Half an hour later the two men emerged, looking very pleased.

“An unfortunate error, Germinia Viktorovna,” said the judge amiably.

“I’m so sorry you have had to make this long journey in the middle of the night. The uriadnik lied to me shamefully. He shall hear from me; it’s unpardonable to arrest an innocent man.”

He turned to my husband.

“Tönnison can go back with you, if you like.” We shook hands with the judge.

“Come to our place next week for some hunting, Vladimir Stepanovitch,”

I said affably. “We haven’t seen you in such a long time.”

“Thank you. With pleasure.”

When the carriage at last got under way with the liberated Tönnison on the box, my husband made a face: “These fellows are getting to be absolutely shameless. That little joke cost me seven hundred. But I’ll be taking Tönnison in hand myself now.”

The one who came off worst in the whole affair was the uriadnik.
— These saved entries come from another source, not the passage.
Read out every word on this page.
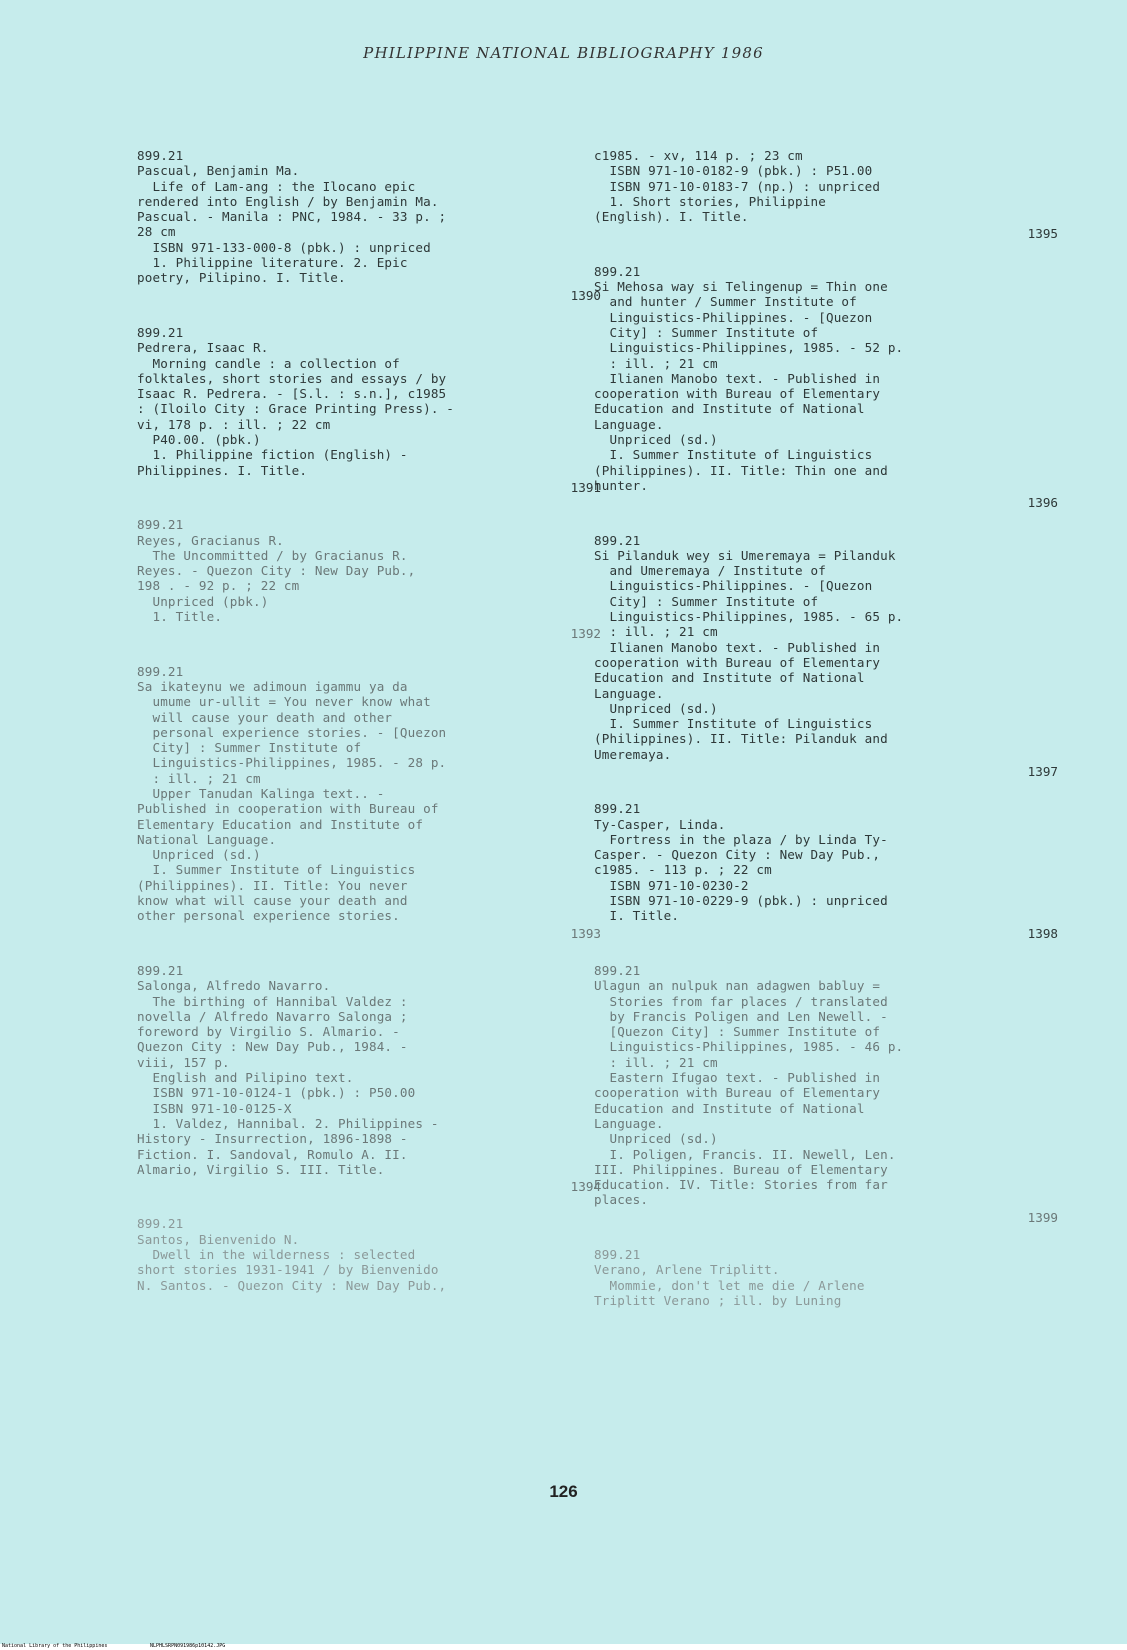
PHILIPPINE NATIONAL BIBLIOGRAPHY 1986
899.21
Pascual, Benjamin Ma.
Life of Lam-ang : the Ilocano epic
rendered into English / by Benjamin Ma.
Pascual. - Manila : PNC, 1984. - 33 p. ;
28 cm
ISBN 971-133-000-8 (pbk.) : unpriced
1. Philippine literature. 2. Epic
poetry, Pilipino. I. Title.
1390
899.21
Pedrera, Isaac R.
Morning candle : a collection of
folktales, short stories and essays / by
Isaac R. Pedrera. - [S.l. : s.n.], c1985
: (Iloilo City : Grace Printing Press). -
vi, 178 p. : ill. ; 22 cm
P40.00. (pbk.)
1. Philippine fiction (English) -
Philippines. I. Title.
1391
899.21
Reyes, Gracianus R.
The Uncommitted / by Gracianus R.
Reyes. - Quezon City : New Day Pub.,
198 . - 92 p. ; 22 cm
Unpriced (pbk.)
1. Title.
1392
899.21
Sa ikateynu we adimoun igammu ya da
umume ur-ullit = You never know what
will cause your death and other
personal experience stories. - [Quezon
City] : Summer Institute of
Linguistics-Philippines, 1985. - 28 p.
: ill. ; 21 cm
Upper Tanudan Kalinga text.. -
Published in cooperation with Bureau of
Elementary Education and Institute of
National Language.
Unpriced (sd.)
I. Summer Institute of Linguistics
(Philippines). II. Title: You never
know what will cause your death and
other personal experience stories.
1393
899.21
Salonga, Alfredo Navarro.
The birthing of Hannibal Valdez :
novella / Alfredo Navarro Salonga ;
foreword by Virgilio S. Almario. -
Quezon City : New Day Pub., 1984. -
viii, 157 p.
English and Pilipino text.
ISBN 971-10-0124-1 (pbk.) : P50.00
ISBN 971-10-0125-X
1. Valdez, Hannibal. 2. Philippines -
History - Insurrection, 1896-1898 -
Fiction. I. Sandoval, Romulo A. II.
Almario, Virgilio S. III. Title.
1394
899.21
Santos, Bienvenido N.
Dwell in the wilderness : selected
short stories 1931-1941 / by Bienvenido
N. Santos. - Quezon City : New Day Pub.,
c1985. - xv, 114 p. ; 23 cm
ISBN 971-10-0182-9 (pbk.) : P51.00
ISBN 971-10-0183-7 (np.) : unpriced
1. Short stories, Philippine
(English). I. Title.
1395
899.21
Si Mehosa way si Telingenup = Thin one
and hunter / Summer Institute of
Linguistics-Philippines. - [Quezon
City] : Summer Institute of
Linguistics-Philippines, 1985. - 52 p.
: ill. ; 21 cm
Ilianen Manobo text. - Published in
cooperation with Bureau of Elementary
Education and Institute of National
Language.
Unpriced (sd.)
I. Summer Institute of Linguistics
(Philippines). II. Title: Thin one and
hunter.
1396
899.21
Si Pilanduk wey si Umeremaya = Pilanduk
and Umeremaya / Institute of
Linguistics-Philippines. - [Quezon
City] : Summer Institute of
Linguistics-Philippines, 1985. - 65 p.
: ill. ; 21 cm
Ilianen Manobo text. - Published in
cooperation with Bureau of Elementary
Education and Institute of National
Language.
Unpriced (sd.)
I. Summer Institute of Linguistics
(Philippines). II. Title: Pilanduk and
Umeremaya.
1397
899.21
Ty-Casper, Linda.
Fortress in the plaza / by Linda Ty-
Casper. - Quezon City : New Day Pub.,
c1985. - 113 p. ; 22 cm
ISBN 971-10-0230-2
ISBN 971-10-0229-9 (pbk.) : unpriced
I. Title.
1398
899.21
Ulagun an nulpuk nan adagwen babluy =
Stories from far places / translated
by Francis Poligen and Len Newell. -
[Quezon City] : Summer Institute of
Linguistics-Philippines, 1985. - 46 p.
: ill. ; 21 cm
Eastern Ifugao text. - Published in
cooperation with Bureau of Elementary
Education and Institute of National
Language.
Unpriced (sd.)
I. Poligen, Francis. II. Newell, Len.
III. Philippines. Bureau of Elementary
Education. IV. Title: Stories from far
places.
1399
899.21
Verano, Arlene Triplitt.
Mommie, don't let me die / Arlene
Triplitt Verano ; ill. by Luning
126
National Library of the Philippines	NLPHLSRPN091986p10142.JPG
Three days later, as punishment for his bare-faced lie he was transferred to a less desirable post. In his place came a fat friendly man whose age was a safeguard against any mix-up with women, and who was interested only in crimes against property.

Not all functionaries made as high demands as Vladimir Stepanovitch – sometimes one got off for very little. Once, coming home from Reval, I sat alone smoking in a “non-smoking” compartment. A conductor appeared, called my attention to the “no smoking” sign and went away.

After a little while, assuming that he would not come back, I lighted another cigarette, only to be caught again by the conductor. This time he spoke more sternly and said something about a fine.

He came back a third time and found me again with a lighted cigarette.

Very dignified, raising himself to his full height, every inch the inexorable tchinovnik, he closed the door behind him and came over to me. “It is forbidden …”

The devil got into me. I held out my cigarette case to him: “Do you smoke?”

The conductor was speechless. Words stuck in his throat. But a moment later he was sitting opposite me, grinning, and praising the quality of my cigarettes. In the course of the ten-hour train ride, he came many times to my compartment and smoked my cigarettes. “So long as I am here,” he declared, “you will not get into trouble for smoking.”